Suivant le même auteur, Sviantovit avait un étendard qui donnait à ceux qui le suivaient le privilége de faire tout ce qu'ils voudraient. Ils pouvaient piller impunément, même les temples des Dieux, commettre toutes sortes de violences, sans qu'on les leur imputât à crimes.
Waldemar, roi de Danemarck et conquérant de Rugen, fit mettre en pièces cette idole si célèbre. Les morceaux servirent à cuire des aliments: circonstance qui contribua beaucoup à détruire la croyance à cette divinité.
Les détails de ce culte, et la description de ce temple le plus célèbre parmi les Slaves, nous ont été conservés par un auteur contemporain; ils sont authentiques, selon moi, et nous donnent une idée exacte de l'idolâtrie slave. Cette religion se perpétua encore sur les bords de la Baltique, trois siècles après la conversion des autres nations slaves au christianisme.
D'autres tableaux de la même idolâtrie se retrouvent chez différents écrivains allemands qui vivaient dans le voisinage des Slaves de la Baltique: quelques-uns même les connaissaient particulièrement. Toutefois les limites de cet ouvrage ne me permettent pas d'entrer dans de longs détails, et je terminerai par le passage suivant d'Helmold, prêtre allemand du Holstein, qui avait eu des rapports personnels avec les Slaves idolâtres.
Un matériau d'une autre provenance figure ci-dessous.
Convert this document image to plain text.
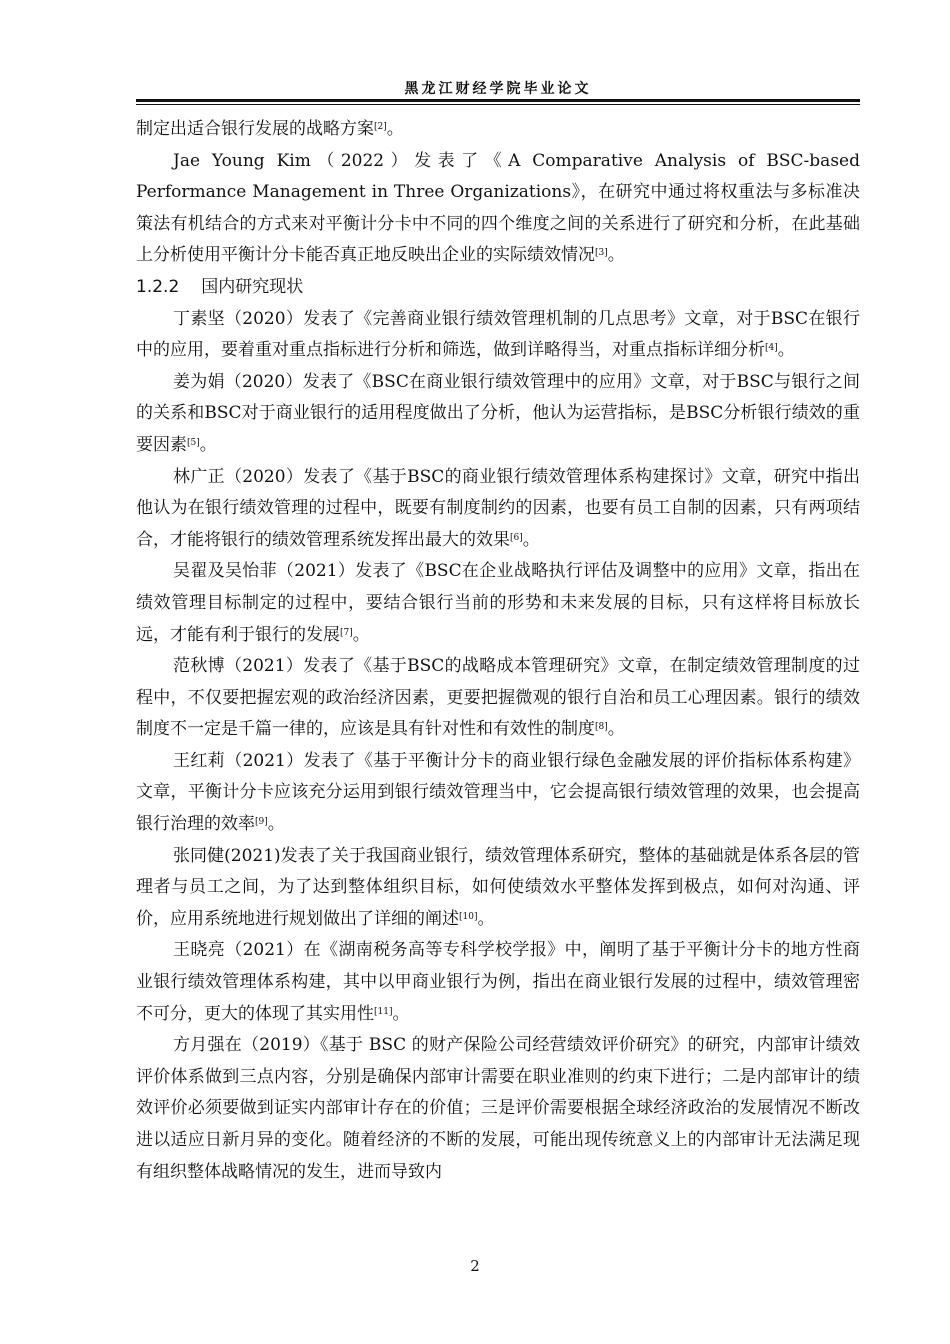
黑龙江财经学院毕业论文

制定出适合银行发展的战略方案[2]。

Jae Young Kim（2022）发表了《A Comparative Analysis of BSC-based Performance Management in Three Organizations》，在研究中通过将权重法与多标准决策法有机结合的方式来对平衡计分卡中不同的四个维度之间的关系进行了研究和分析，在此基础上分析使用平衡计分卡能否真正地反映出企业的实际绩效情况[3]。

1.2.2 国内研究现状

丁素坚（2020）发表了《完善商业银行绩效管理机制的几点思考》文章，对于BSC在银行中的应用，要着重对重点指标进行分析和筛选，做到详略得当，对重点指标详细分析[4]。

姜为娟（2020）发表了《BSC在商业银行绩效管理中的应用》文章，对于BSC与银行之间的关系和BSC对于商业银行的适用程度做出了分析，他认为运营指标，是BSC分析银行绩效的重要因素[5]。

林广正（2020）发表了《基于BSC的商业银行绩效管理体系构建探讨》文章，研究中指出他认为在银行绩效管理的过程中，既要有制度制约的因素，也要有员工自制的因素，只有两项结合，才能将银行的绩效管理系统发挥出最大的效果[6]。

吴翟及吴怡菲（2021）发表了《BSC在企业战略执行评估及调整中的应用》文章，指出在绩效管理目标制定的过程中，要结合银行当前的形势和未来发展的目标，只有这样将目标放长远，才能有利于银行的发展[7]。

范秋博（2021）发表了《基于BSC的战略成本管理研究》文章，在制定绩效管理制度的过程中，不仅要把握宏观的政治经济因素，更要把握微观的银行自治和员工心理因素。银行的绩效制度不一定是千篇一律的，应该是具有针对性和有效性的制度[8]。

王红莉（2021）发表了《基于平衡计分卡的商业银行绿色金融发展的评价指标体系构建》文章，平衡计分卡应该充分运用到银行绩效管理当中，它会提高银行绩效管理的效果，也会提高银行治理的效率[9]。

张同健(2021)发表了关于我国商业银行，绩效管理体系研究，整体的基础就是体系各层的管理者与员工之间，为了达到整体组织目标，如何使绩效水平整体发挥到极点，如何对沟通、评价，应用系统地进行规划做出了详细的阐述[10]。

王晓亮（2021）在《湖南税务高等专科学校学报》中，阐明了基于平衡计分卡的地方性商业银行绩效管理体系构建，其中以甲商业银行为例，指出在商业银行发展的过程中，绩效管理密不可分，更大的体现了其实用性[11]。

方月强在（2019）《基于 BSC 的财产保险公司经营绩效评价研究》的研究，内部审计绩效评价体系做到三点内容，分别是确保内部审计需要在职业准则的约束下进行；二是内部审计的绩效评价必须要做到证实内部审计存在的价值；三是评价需要根据全球经济政治的发展情况不断改进以适应日新月异的变化。随着经济的不断的发展，可能出现传统意义上的内部审计无法满足现有组织整体战略情况的发生，进而导致内

2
«Les Slaves, dit-il, ont différentes sortes d'idolâtrie, et ne s'accordent pas entre eux dans leurs rites superstitieux. Quelques-unes de leurs idoles ont des figures bizarres, comme l'idole de Plunen (Plon, dans le Holstein), appelée Podaga. Plusieurs dieux sont censés habiter dans les bois, et n'ont pas d'images pour les représenter, tandis que d'autres ont trois têtes et même plus. Par dessus tant de dieux auxquels ils attribuent la protection de leurs champs et de leurs forêts, et même le pouvoir de dispenser les peines et les plaisirs, ils placent dans le ciel un Dieu qui commande à tous les autres, mais ne s'occupe que des choses célestes. Tous les dieux sont issus de son sang, et sont plus puissants les uns que les autres, selon qu'ils tiennent de plus près au grand dieu qui leur assigne leurs différents emplois.» (Chronicon Slavorum, livre I, ch. XXIII.) La théogonie slave ressemble à celle de la Grèce; dans les deux, les dieux et les demi-dieux sont issus de la divinité suprême et obéissent à ses commandements. Toutefois, ce n'est pas ici le lieu de chercher les rapports de la mythologie slavonne avec la mythologie classique ou indienne, et je dois passer à la description de l'état moral de la race qui croyait à cette mythologie.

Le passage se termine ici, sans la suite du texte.